Tribal Historic Preservation Office (THPO)
Under the provisions of the National Historic Preservation Act of 1966, (16 U.S.C. 470), historic preservation activities center on the identification and preservation of significant architectural features in a given area.
Nationally, Historic Preservation activities are administered by the National Park Service, who empowers various state offices (State Historic Preservation Offices) to determine what is and what is not architecturally significant in their states. For non-tribal lands in Oklahoma, duties are split between the Oklahoma State Historic Preservation Office and the Oklahoma Archaeological Survey.

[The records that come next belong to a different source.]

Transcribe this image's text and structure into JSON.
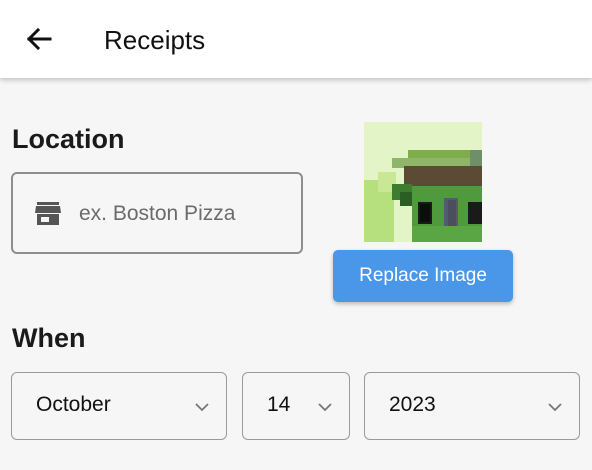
{
  "app_bar": {
    "title": "Receipts",
    "back_icon": "arrow-left-icon"
  },
  "location": {
    "label": "Location",
    "icon": "store-icon",
    "placeholder": "ex. Boston Pizza",
    "value": ""
  },
  "image": {
    "alt": "receipt-image",
    "replace_label": "Replace Image"
  },
  "when": {
    "label": "When",
    "month": "October",
    "day": "14",
    "year": "2023"
  },
  "colors": {
    "accent": "#4a97e9",
    "app_bar_bg": "#ffffff",
    "page_bg": "#f6f6f6"
  }
}
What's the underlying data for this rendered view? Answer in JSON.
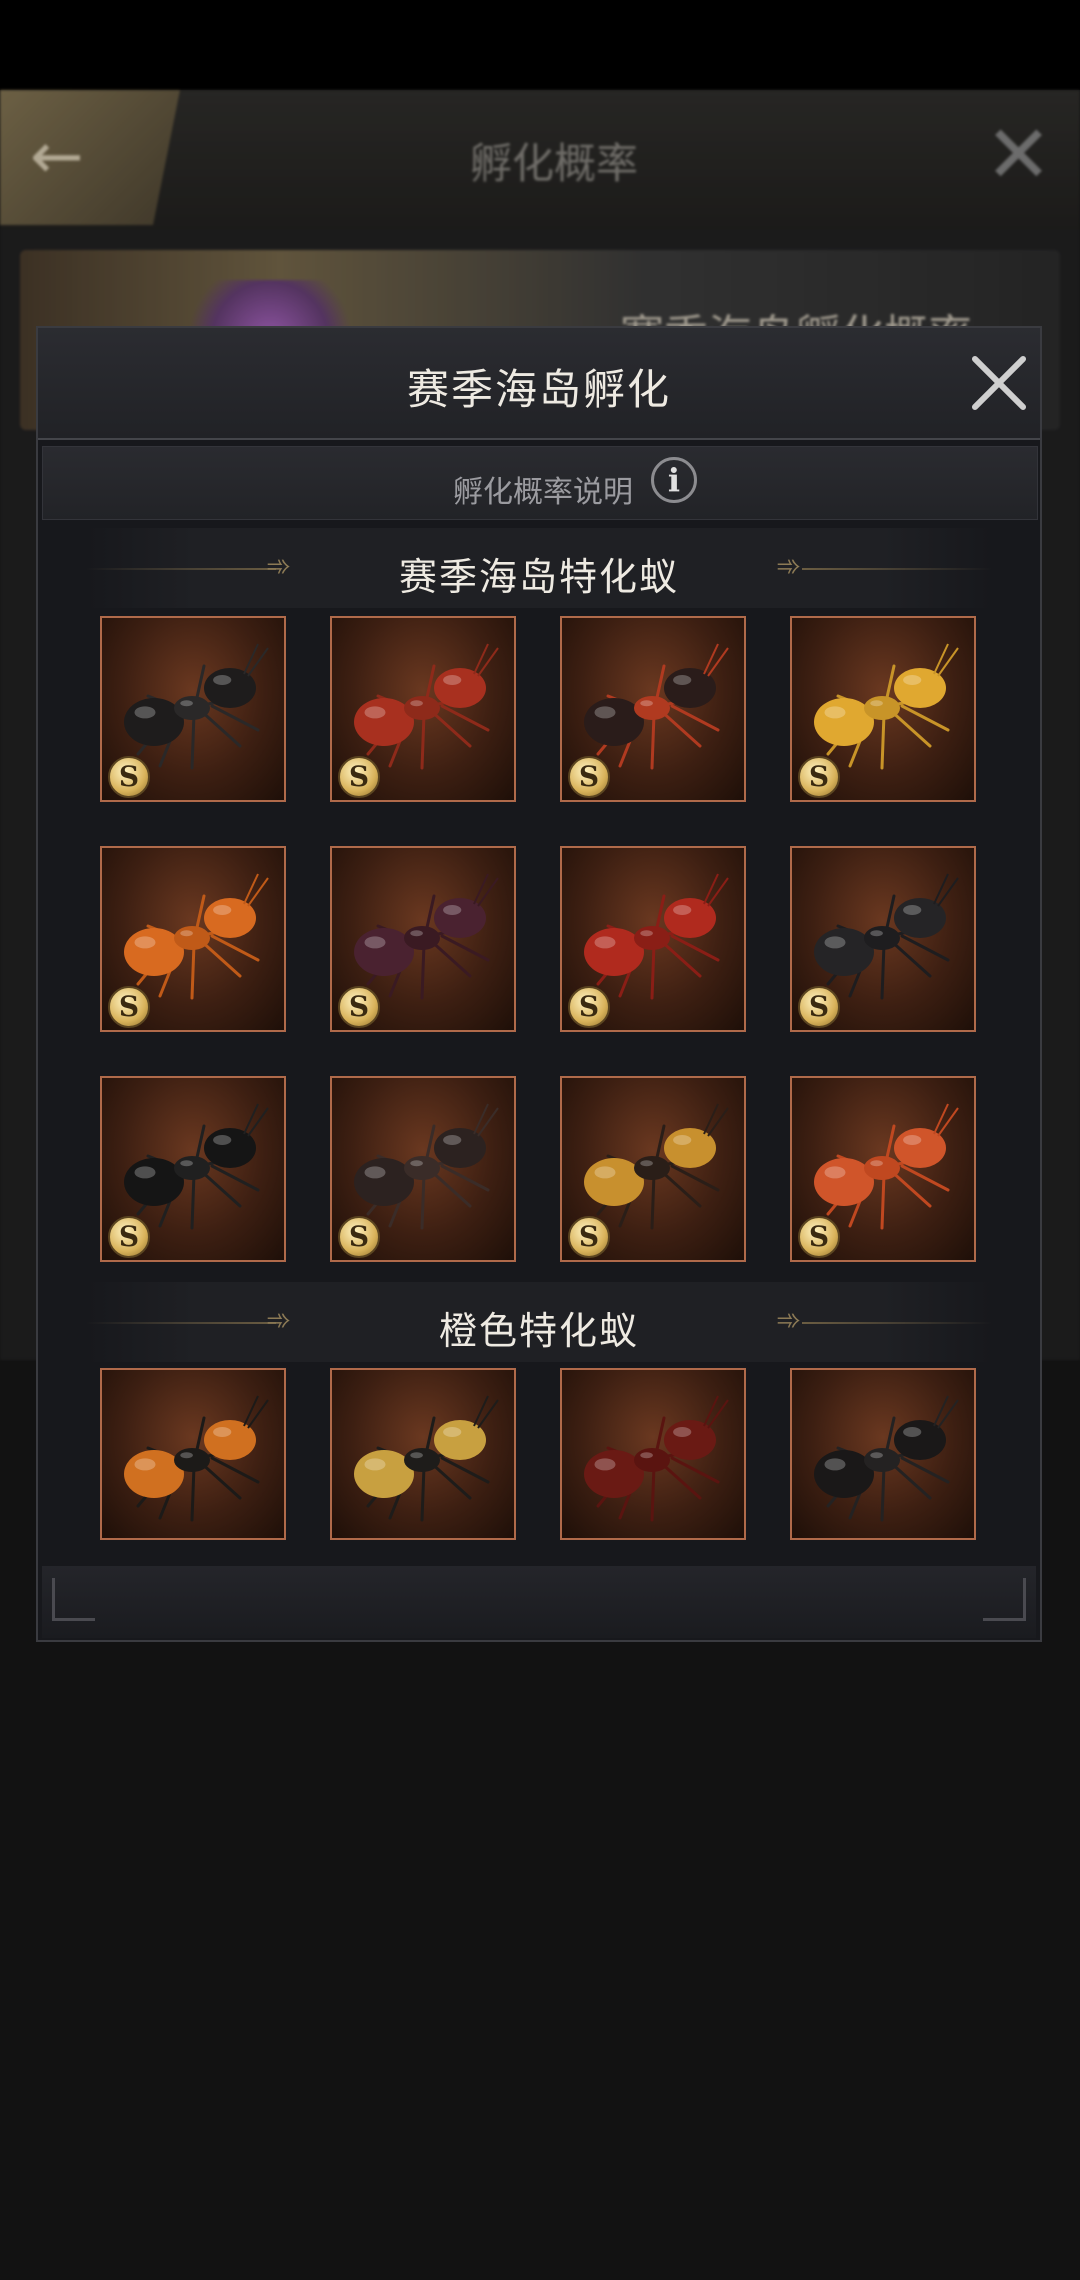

It is the Citizen Potawatomi Nation's position that decisions regarding historical significance in the Nation’s homeland in central Oklahoma rightfully rest with the CPN, especially on its original lands purchased by the Nation in the 1870's.
Congress made provisions for tribes to designate Tribal Historic Preservation Officers (THPO's) to undertake the same duties on tribal lands (36 CFR 61) as those performed by the states on non-tribal lands. The CPN has made it clear to the NPS that it intends to undertake the duties and responsibilities delineated in the law and will identify for itself what is and what is not architecturally significant on its own tribal land.
In 2006, the Citizen Potawatomi Nation developed an historic preservation plan alongside an application for official federal recognition as a 101(d)(2) Tribal Historic Preservation Office. The application was approved and has been renewed each year since.
The current THPO is Kelli Mosteller, who began serving in the position in January, 2011. She may be reached by email at kelli.mosteller@potawatomi.org or by phone at (405)-878-5830.
The Native American Graves Protection and Repatriation Act (NAGPRA)
The Native American Graves Protection and Repatriation Act is one of the most important pieces of legislation affecting Native Americans. NAGPRA provides a process by which museums and other federal agencies that receive federal funding and have curatorial control of remains or funerary objects, may return those remains and objects to lineal descendants, and culturally affiliated Native American tribes and Native Hawaiian organizations, if they can be determined.
The Native American Graves Protection and Repatriation Act was signed into law by US President George Bush in 1990. It was created to protect cemeteries on federal and tribal lands, and to provide a way to return the human skeletal material and associated funerary objects in the nation's scientific and museum collections to culturally affiliated tribes. While NAGPRA is not a perfect document, it is the first enacted legislation of its kind, and it is the direct result of a decade of political activism at the heart of what could be termed the Native American repatriation movement.